I'll start by addressing your second question first. std::function type erases, and holds a copy of the functor it's initialized with. That means there's a layer of indirection between std::function::operator() and the actual functor's operator().

Envision if you will, holding something in your class by pointer. Then you may call a mutating operation on the pointee from a const member function of your class, because it doesn't affect (in a shallow view) the pointer that the class holds. This is a similar situation to what you observed.

As for your first question... "Always" is too strong a word. It depends on your goal.

  1. If you want to support self mutating functors easily, then you should capture in a mutable lambda. But beware it may affect the library functions you may call now.

  2. If you wish to favor non-mutating operations, then a non-mutable lambda. I say "favor" because as we observed, the type system can be "fooled" with an extra level of indirection. So the approach you prefer is only going to be easier to use, not impossible to go around. This is as the sage advice goes, make correct use of your API easy, and incorrect harder.


Does this mean that if I have a library function that accepts an arbitrary function argument and captures it in a lambda, I always need to make that lambda mutable, because I don't know what users can pass in?

That's a design decision for your library API. You can require client code to pass function objects with a const-qualified operator() (which is the case for non-mutable lambda expressions). If something different is passed, a compiler error is triggered. But if the context might require a function object argument that modifies its state, then yes, you have to make the internal lambda mutable.
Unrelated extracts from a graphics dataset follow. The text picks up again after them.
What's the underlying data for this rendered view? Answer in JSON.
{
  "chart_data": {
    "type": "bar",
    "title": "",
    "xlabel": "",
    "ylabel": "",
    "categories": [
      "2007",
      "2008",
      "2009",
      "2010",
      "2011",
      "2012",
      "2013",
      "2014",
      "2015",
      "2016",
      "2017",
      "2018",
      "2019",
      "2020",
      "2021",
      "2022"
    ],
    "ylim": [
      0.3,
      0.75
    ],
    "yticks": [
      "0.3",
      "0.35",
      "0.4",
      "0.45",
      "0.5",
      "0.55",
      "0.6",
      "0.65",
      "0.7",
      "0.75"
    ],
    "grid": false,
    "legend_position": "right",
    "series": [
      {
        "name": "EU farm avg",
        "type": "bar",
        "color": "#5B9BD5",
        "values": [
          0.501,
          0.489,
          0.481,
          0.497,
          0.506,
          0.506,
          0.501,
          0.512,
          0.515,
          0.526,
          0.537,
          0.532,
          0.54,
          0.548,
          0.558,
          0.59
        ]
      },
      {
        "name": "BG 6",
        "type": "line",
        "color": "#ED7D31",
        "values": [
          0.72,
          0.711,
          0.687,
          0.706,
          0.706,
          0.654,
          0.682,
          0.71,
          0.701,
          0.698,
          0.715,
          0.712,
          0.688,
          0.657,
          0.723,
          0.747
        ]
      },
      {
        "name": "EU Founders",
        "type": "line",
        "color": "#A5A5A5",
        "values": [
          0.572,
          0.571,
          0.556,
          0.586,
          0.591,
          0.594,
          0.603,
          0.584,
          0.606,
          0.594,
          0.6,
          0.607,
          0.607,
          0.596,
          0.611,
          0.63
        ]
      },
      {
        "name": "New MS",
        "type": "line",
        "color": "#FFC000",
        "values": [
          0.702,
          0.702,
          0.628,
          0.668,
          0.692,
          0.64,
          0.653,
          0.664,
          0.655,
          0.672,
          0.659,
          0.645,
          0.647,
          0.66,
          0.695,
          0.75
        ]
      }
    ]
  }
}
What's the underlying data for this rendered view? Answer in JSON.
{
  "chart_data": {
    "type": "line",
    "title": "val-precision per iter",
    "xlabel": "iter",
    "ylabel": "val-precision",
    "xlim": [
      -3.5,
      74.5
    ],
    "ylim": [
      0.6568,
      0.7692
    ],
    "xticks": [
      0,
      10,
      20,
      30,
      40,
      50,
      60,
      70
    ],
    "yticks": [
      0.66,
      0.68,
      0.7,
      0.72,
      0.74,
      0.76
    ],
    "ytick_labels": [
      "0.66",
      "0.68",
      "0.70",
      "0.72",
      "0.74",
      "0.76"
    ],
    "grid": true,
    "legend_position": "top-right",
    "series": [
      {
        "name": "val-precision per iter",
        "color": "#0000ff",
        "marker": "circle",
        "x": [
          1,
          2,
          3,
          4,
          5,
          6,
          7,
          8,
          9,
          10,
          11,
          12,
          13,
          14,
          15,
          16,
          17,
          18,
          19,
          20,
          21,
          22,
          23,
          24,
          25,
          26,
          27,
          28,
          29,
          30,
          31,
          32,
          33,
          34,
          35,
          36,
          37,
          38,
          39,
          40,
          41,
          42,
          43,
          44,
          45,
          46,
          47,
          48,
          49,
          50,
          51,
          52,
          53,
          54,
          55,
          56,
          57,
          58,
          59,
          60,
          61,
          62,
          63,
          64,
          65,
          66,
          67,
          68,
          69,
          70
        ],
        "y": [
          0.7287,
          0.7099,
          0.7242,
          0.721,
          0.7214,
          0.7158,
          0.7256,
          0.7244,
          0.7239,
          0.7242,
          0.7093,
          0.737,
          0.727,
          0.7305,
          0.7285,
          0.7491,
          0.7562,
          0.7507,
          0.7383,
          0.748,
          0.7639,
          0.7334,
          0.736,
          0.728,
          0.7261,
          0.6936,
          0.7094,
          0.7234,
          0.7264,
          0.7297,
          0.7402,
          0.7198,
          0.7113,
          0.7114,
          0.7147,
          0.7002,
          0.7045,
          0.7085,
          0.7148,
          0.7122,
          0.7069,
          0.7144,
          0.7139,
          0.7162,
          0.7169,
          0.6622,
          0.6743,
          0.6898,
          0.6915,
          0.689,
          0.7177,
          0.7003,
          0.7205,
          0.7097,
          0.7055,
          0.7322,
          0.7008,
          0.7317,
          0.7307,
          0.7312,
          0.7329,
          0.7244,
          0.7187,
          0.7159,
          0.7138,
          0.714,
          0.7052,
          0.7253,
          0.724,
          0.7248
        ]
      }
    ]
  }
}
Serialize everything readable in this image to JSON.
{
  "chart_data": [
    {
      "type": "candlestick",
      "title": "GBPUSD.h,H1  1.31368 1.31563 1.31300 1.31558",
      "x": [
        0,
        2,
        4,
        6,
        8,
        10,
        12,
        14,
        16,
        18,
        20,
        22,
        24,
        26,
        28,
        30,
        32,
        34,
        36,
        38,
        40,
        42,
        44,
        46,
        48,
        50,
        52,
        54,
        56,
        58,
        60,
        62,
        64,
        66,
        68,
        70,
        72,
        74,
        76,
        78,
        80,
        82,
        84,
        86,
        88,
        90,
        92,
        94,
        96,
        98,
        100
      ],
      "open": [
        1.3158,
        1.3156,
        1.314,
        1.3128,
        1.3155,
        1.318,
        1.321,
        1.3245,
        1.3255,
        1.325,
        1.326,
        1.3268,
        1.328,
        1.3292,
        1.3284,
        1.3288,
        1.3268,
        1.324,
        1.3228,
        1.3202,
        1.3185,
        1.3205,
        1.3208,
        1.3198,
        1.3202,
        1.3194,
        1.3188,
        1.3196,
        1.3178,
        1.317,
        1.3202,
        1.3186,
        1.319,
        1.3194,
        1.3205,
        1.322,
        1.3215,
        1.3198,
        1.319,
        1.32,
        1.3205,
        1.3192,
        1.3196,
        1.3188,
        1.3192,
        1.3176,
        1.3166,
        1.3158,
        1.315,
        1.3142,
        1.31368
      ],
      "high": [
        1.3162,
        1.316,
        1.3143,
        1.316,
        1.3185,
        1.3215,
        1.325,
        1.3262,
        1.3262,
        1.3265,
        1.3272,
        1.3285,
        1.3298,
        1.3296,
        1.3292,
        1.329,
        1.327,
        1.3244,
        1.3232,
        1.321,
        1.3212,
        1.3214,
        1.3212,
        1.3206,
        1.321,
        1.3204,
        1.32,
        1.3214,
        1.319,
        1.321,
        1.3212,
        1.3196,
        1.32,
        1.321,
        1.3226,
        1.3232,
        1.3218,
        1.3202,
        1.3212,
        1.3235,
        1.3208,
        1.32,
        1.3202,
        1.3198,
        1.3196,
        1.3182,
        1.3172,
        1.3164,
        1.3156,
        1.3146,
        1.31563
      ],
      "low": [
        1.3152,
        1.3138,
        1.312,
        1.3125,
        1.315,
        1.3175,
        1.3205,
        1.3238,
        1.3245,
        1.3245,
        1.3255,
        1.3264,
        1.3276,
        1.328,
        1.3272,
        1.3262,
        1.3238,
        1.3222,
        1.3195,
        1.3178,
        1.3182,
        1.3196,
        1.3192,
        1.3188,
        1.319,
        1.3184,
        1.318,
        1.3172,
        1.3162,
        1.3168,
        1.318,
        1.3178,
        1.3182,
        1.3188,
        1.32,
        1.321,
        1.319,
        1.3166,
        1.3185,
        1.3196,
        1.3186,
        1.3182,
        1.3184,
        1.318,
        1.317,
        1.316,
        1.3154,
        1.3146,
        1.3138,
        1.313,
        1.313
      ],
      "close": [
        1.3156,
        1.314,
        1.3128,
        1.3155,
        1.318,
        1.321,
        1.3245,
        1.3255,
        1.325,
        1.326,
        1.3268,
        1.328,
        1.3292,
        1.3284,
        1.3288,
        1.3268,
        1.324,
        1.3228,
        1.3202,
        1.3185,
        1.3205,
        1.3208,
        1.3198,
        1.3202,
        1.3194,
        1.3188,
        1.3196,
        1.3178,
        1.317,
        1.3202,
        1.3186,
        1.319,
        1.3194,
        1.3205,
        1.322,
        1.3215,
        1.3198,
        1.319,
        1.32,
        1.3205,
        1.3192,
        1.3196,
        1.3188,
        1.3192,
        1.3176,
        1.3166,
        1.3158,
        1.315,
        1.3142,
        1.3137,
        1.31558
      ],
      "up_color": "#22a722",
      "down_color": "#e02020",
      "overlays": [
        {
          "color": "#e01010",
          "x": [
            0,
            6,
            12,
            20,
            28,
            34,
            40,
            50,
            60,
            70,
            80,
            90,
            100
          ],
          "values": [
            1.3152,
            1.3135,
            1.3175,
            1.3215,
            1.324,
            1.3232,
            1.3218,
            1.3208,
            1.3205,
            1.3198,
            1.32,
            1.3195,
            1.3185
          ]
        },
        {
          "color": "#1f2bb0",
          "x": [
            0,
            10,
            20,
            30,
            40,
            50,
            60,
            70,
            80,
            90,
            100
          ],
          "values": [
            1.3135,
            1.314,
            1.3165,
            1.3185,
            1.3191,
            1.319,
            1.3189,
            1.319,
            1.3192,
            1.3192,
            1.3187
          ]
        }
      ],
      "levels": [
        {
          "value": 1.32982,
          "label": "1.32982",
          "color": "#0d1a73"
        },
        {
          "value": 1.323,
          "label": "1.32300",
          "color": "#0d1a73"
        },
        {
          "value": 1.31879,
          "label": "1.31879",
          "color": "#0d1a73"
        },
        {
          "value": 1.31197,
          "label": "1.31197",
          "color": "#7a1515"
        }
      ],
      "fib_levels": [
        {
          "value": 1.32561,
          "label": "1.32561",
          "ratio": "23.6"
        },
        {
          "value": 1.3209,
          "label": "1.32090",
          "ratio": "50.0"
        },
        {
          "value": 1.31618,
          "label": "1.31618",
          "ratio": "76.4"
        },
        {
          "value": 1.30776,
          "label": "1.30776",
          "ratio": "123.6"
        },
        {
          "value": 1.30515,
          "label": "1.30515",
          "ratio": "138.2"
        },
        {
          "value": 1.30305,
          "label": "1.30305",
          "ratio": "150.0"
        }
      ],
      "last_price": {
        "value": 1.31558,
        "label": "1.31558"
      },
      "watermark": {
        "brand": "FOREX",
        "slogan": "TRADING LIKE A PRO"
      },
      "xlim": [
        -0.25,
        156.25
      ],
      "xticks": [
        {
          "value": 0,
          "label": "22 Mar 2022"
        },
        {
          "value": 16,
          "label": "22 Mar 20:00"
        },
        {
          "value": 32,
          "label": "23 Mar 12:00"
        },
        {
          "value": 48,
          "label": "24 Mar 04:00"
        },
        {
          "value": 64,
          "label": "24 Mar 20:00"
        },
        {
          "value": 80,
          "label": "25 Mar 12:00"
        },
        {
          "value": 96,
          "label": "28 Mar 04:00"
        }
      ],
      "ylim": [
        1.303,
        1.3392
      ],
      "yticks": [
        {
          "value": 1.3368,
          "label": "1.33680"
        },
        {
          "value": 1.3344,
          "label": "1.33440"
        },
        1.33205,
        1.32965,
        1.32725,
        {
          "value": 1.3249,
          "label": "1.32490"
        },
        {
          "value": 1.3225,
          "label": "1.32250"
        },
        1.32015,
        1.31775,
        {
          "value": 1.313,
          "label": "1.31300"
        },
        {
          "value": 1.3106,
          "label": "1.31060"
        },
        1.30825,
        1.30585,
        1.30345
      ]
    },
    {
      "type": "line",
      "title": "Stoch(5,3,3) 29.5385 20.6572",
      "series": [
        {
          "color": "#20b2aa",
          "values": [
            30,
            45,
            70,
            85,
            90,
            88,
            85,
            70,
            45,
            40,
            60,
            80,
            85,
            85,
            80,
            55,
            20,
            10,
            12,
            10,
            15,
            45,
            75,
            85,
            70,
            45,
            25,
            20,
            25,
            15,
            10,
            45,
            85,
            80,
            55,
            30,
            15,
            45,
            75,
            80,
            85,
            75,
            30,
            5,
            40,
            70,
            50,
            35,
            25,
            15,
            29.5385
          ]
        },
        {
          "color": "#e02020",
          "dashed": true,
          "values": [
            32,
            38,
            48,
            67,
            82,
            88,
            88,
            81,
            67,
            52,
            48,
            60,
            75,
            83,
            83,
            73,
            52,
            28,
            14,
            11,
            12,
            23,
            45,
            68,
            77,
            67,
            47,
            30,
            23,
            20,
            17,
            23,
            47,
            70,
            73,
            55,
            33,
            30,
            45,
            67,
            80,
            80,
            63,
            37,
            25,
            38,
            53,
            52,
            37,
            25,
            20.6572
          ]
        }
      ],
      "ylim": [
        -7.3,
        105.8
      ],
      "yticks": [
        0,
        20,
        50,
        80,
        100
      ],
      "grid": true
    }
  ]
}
An alternative would be to dispatch on the ability to invoke operator() on a const-qualified instance of the given function type. Something along those lines (note that this needs a fix for function objects with both const and non-const operator(), which results in an ambiguity):

template <class Fct>
auto wrap(Fct&& f) -> decltype(f(), void())
{
   [fct = std::forward<Fct>(f)]() mutable { fct(); }();
}

template <class Fct>
auto wrap(Fct&& f) -> decltype(std::declval<const Fct&>()(), void())
{
   [fct = std::forward<Fct>(f)]() { fct(); }();
}

Notably, wrapping f1 in std::function seems to resolve this problem (how?).

This is a bug in std::function due to its type-erasure and copy semantics. It allows non-const-qualified operator() to be invoked, which can be verified with such a snippet:

const std::function<void()> f = [i = 0]() mutable { ++i; };

f(); // Shouldn't be possible, but unfortunately, it is

This is a known issue, it's worth checking out Titus Winter's complaint on this.